HISTÓRIAS ESQUECIDAS – 3
Corria o ano de 1543 quando os portugueses puseram pé em solo japonês. Mais concretamente, na ilha de Tanegaxima. Quem? Pois nada mais nem nada menos do que o famoso Fernão Mendes Pinto na companhia de Diogo Zeimoto e de Cristóvão Borralho. Todos os seus companheiros – religiosos, marinheiros, soldados e demais ajudantes – entraram no rol dos esquecidos.
E que foram lá fazer? Comerciar, claro está; mas também evangelizar.
O comércio era fundamental para a viabilização de todos os empreendimentos ao estilo imperial e mesmo quando não se pretendia assentar arraiais pela posse, esse comércio era necessário para benesse dos cabedais de quem se aventurava mares adentro.

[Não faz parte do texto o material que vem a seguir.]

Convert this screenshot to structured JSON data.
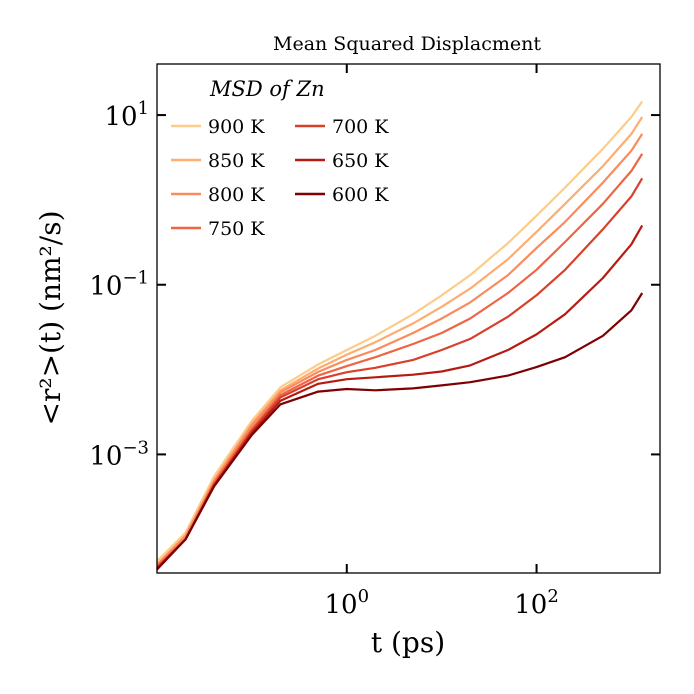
{
  "chart_data": {
    "type": "line",
    "title": "Mean Squared Displacment",
    "xlabel": "t (ps)",
    "ylabel": "<r²>(t) (nm²/s)",
    "xscale": "log",
    "yscale": "log",
    "xlim": [
      0.01,
      2000
    ],
    "ylim": [
      4e-05,
      40
    ],
    "grid": false,
    "legend_title": "MSD of Zn",
    "legend_placement": "top-left",
    "x_ticks": [
      {
        "base": "10",
        "exp": "0",
        "value": 1
      },
      {
        "base": "10",
        "exp": "2",
        "value": 100
      }
    ],
    "y_ticks": [
      {
        "base": "10",
        "exp": "1",
        "value": 10
      },
      {
        "base": "10",
        "exp": "−1",
        "value": 0.1
      },
      {
        "base": "10",
        "exp": "−3",
        "value": 0.001
      }
    ],
    "series": [
      {
        "name": "900 K",
        "color": "#fdcc8a",
        "x": [
          0.01,
          0.02,
          0.04,
          0.1,
          0.2,
          0.5,
          1,
          2,
          5,
          10,
          20,
          50,
          100,
          200,
          500,
          1000,
          1300
        ],
        "y": [
          5.5e-05,
          0.00012,
          0.00055,
          0.0025,
          0.0062,
          0.0115,
          0.017,
          0.025,
          0.045,
          0.075,
          0.13,
          0.31,
          0.65,
          1.4,
          4.0,
          9.5,
          14.5
        ]
      },
      {
        "name": "850 K",
        "color": "#fdad70",
        "x": [
          0.01,
          0.02,
          0.04,
          0.1,
          0.2,
          0.5,
          1,
          2,
          5,
          10,
          20,
          50,
          100,
          200,
          500,
          1000,
          1300
        ],
        "y": [
          5e-05,
          0.00011,
          0.0005,
          0.0023,
          0.0057,
          0.0103,
          0.015,
          0.021,
          0.035,
          0.055,
          0.09,
          0.2,
          0.42,
          0.9,
          2.5,
          6.0,
          9.5
        ]
      },
      {
        "name": "800 K",
        "color": "#f98b5c",
        "x": [
          0.01,
          0.02,
          0.04,
          0.1,
          0.2,
          0.5,
          1,
          2,
          5,
          10,
          20,
          50,
          100,
          200,
          500,
          1000,
          1300
        ],
        "y": [
          5e-05,
          0.00011,
          0.00048,
          0.0022,
          0.0054,
          0.0094,
          0.013,
          0.017,
          0.027,
          0.04,
          0.062,
          0.13,
          0.27,
          0.55,
          1.6,
          3.8,
          6.0
        ]
      },
      {
        "name": "750 K",
        "color": "#ee6445",
        "x": [
          0.01,
          0.02,
          0.04,
          0.1,
          0.2,
          0.5,
          1,
          2,
          5,
          10,
          20,
          50,
          100,
          200,
          500,
          1000,
          1300
        ],
        "y": [
          4.8e-05,
          0.0001,
          0.00046,
          0.002,
          0.005,
          0.0085,
          0.011,
          0.014,
          0.02,
          0.027,
          0.04,
          0.08,
          0.15,
          0.32,
          0.9,
          2.2,
          3.5
        ]
      },
      {
        "name": "700 K",
        "color": "#d8402b",
        "x": [
          0.01,
          0.02,
          0.04,
          0.1,
          0.2,
          0.5,
          1,
          2,
          5,
          10,
          20,
          50,
          100,
          200,
          500,
          1000,
          1300
        ],
        "y": [
          4.6e-05,
          0.0001,
          0.00044,
          0.0019,
          0.0047,
          0.0077,
          0.0093,
          0.0105,
          0.013,
          0.017,
          0.023,
          0.042,
          0.075,
          0.15,
          0.45,
          1.1,
          1.8
        ]
      },
      {
        "name": "650 K",
        "color": "#b51b12",
        "x": [
          0.01,
          0.02,
          0.04,
          0.1,
          0.2,
          0.5,
          1,
          2,
          5,
          10,
          20,
          50,
          100,
          200,
          500,
          1000,
          1300
        ],
        "y": [
          4.5e-05,
          0.0001,
          0.00043,
          0.0018,
          0.0043,
          0.0068,
          0.0077,
          0.0081,
          0.0087,
          0.0095,
          0.0112,
          0.017,
          0.026,
          0.045,
          0.12,
          0.3,
          0.5
        ]
      },
      {
        "name": "600 K",
        "color": "#7f0000",
        "x": [
          0.01,
          0.02,
          0.04,
          0.1,
          0.2,
          0.5,
          1,
          2,
          5,
          10,
          20,
          50,
          100,
          200,
          500,
          1000,
          1300
        ],
        "y": [
          4.4e-05,
          0.0001,
          0.00042,
          0.0017,
          0.0039,
          0.0055,
          0.0059,
          0.0057,
          0.006,
          0.0065,
          0.0071,
          0.0085,
          0.0107,
          0.014,
          0.025,
          0.05,
          0.08
        ]
      }
    ]
  }
}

Foi então o espírito empreendedor dos portugueses que promoveu o estabelecimento de relações com o Japão de modo que o chamado «navio negro» (porque estava revestido de breu como isolante contra as moléstias que dão às madeiras) usava as monções para levar sedas e porcelanas chinesas até ao Japão para, na volta, trazer prata para a China. E foi por causa deste trato que ao «navio negro» se passou a chamar «a nau do trato». Então, o negócio sendo de tal modo rendoso, a Coroa – a nossa, claro está – chamou-lhe seu (ao dito negócio) e passou a adjudicá-lo a quem melhor a remunerasse. A licitação era feita em Macau que arrecadava uma parcela da renda, mas fazia as adjudicações por ordem do nosso Vice-rei da Índia que amealhava outra parcela. Quanto chegava a Lisboa? Não tenho esses registos à mão de semear mas tempos houve em que essa Lisboa se chamava Madrid.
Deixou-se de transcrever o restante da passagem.